At the same time, Gould is teaching health-care providers to spot possible pediatric trafficking victims. “Let’s say a 14-year-old comes into the emergency department and is addicted to heroin,” Gould says. “That’s an expensive drug, so we’ll ask, ‘How did you get that drug?’ Just because a victim is right in front of someone who can help doesn’t mean they’ll self-report. A lot of victims don’t realize they’re victims. We’re trying to do better screening of patients as they enter the ER.”
Research published in 2014 revealed that 88 percent of victims saw a health-care provider while they were being trafficked, Hodges says. She notes that asking the right questions can shed more light on someone’s situation and perhaps identify people who need help. “We can ask if they carry an ID or if someone else carries it, what they do for a living, where they sleep at night, what city they are in, and if they can leave their job if they wish,” she explains.
Someone often accompanies them. “They may introduce that person as a friend, an aunt, or a cousin,” Hodges says. “That person may speak frequently for them.”
Providers should check for physical clues as well. Patients often have frequent urinary tract infections or bruises, or they may test positive for sexually transmitted infections or substance abuse. “There’s no one sign,” Hodges says. “It’s about pulling it all together.”
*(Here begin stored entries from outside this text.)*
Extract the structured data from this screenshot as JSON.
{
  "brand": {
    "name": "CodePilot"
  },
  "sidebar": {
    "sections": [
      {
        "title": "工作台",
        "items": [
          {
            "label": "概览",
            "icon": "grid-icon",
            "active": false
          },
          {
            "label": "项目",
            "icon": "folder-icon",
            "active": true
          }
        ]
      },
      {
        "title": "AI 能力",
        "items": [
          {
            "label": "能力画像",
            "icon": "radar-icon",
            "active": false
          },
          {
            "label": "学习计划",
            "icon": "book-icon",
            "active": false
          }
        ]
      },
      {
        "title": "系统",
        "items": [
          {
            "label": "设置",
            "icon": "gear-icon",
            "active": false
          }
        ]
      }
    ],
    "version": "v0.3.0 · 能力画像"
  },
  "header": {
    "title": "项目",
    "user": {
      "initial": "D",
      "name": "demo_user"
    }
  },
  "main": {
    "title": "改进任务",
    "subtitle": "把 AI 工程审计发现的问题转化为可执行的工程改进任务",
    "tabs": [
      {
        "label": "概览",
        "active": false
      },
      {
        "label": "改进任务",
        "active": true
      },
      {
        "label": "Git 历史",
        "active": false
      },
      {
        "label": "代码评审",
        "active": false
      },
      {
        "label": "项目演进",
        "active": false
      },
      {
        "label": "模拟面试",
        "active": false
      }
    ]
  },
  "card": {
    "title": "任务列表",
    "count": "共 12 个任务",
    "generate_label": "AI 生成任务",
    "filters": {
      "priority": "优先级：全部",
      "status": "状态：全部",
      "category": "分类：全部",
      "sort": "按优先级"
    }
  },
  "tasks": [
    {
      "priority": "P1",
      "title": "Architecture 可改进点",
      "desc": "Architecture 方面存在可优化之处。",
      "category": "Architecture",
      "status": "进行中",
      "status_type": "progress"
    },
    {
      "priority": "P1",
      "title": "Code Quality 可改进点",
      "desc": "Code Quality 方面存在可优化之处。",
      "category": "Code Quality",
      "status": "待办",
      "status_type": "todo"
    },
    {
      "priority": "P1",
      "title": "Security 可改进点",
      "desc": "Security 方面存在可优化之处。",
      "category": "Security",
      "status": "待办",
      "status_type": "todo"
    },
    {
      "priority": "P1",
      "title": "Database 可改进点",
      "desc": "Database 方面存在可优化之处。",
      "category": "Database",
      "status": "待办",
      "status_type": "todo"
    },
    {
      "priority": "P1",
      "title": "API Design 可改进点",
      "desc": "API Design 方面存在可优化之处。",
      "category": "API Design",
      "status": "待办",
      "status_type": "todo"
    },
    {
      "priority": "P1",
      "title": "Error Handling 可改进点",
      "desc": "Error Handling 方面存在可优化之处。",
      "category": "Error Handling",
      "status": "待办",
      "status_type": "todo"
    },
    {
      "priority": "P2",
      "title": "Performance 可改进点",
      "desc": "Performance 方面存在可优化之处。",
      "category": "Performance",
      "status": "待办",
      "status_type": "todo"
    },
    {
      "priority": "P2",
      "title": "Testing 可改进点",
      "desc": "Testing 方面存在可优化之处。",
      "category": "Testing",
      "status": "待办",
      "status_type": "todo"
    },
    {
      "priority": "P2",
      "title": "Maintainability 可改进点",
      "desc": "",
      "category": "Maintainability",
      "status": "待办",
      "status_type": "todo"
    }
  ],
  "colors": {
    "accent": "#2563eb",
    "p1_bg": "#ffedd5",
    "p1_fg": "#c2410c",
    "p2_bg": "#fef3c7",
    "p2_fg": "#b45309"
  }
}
Now Hodges is working to establish a model of trauma-informed care that can be implemented in other practices. And she’s educating health-care providers and clinics across the country about making changes to meet the needs of vulnerable patients.
Hodges recalls a patient who, early on, mentioned she had had several pregnancies. “But the longer she knew me, the more trust developed over time,” Hodges says. “She told me eventually that she had multiple pregnancies terminated by her trafficker. She felt guilty and didn’t want to share that—she didn't even like to acknowledge it. But she realized that to provide care for her, it was important that I knew that. It took probably two months for her to disclose that to me.”
That experience—and many others—illustrate the importance of trauma-informed care and the crucial role health-care providers play in helping victims heal. “My focus is always on providing care to these survivors—and helping other health-care providers to do the same,” Hodges says.

Truths About Trafficking

Human trafficking is a form of modern-day slavery—the use of force, fraud, or coercion to compel a person into commercial sex acts or labor against his or her will, according to the National Human Trafficking Hotline.
The average age of entry into trafficking in the United States is 14, according to the WellHouse.
It is a multibillion-dollar criminal enterprise that stretches around the world. In fact, Interstate 20 is considered a key sex-trafficking corridor.
In 2018, 96 human-trafficking cases, with 246 victims, were reported in Alabama, notes the National Human Trafficking Hotline.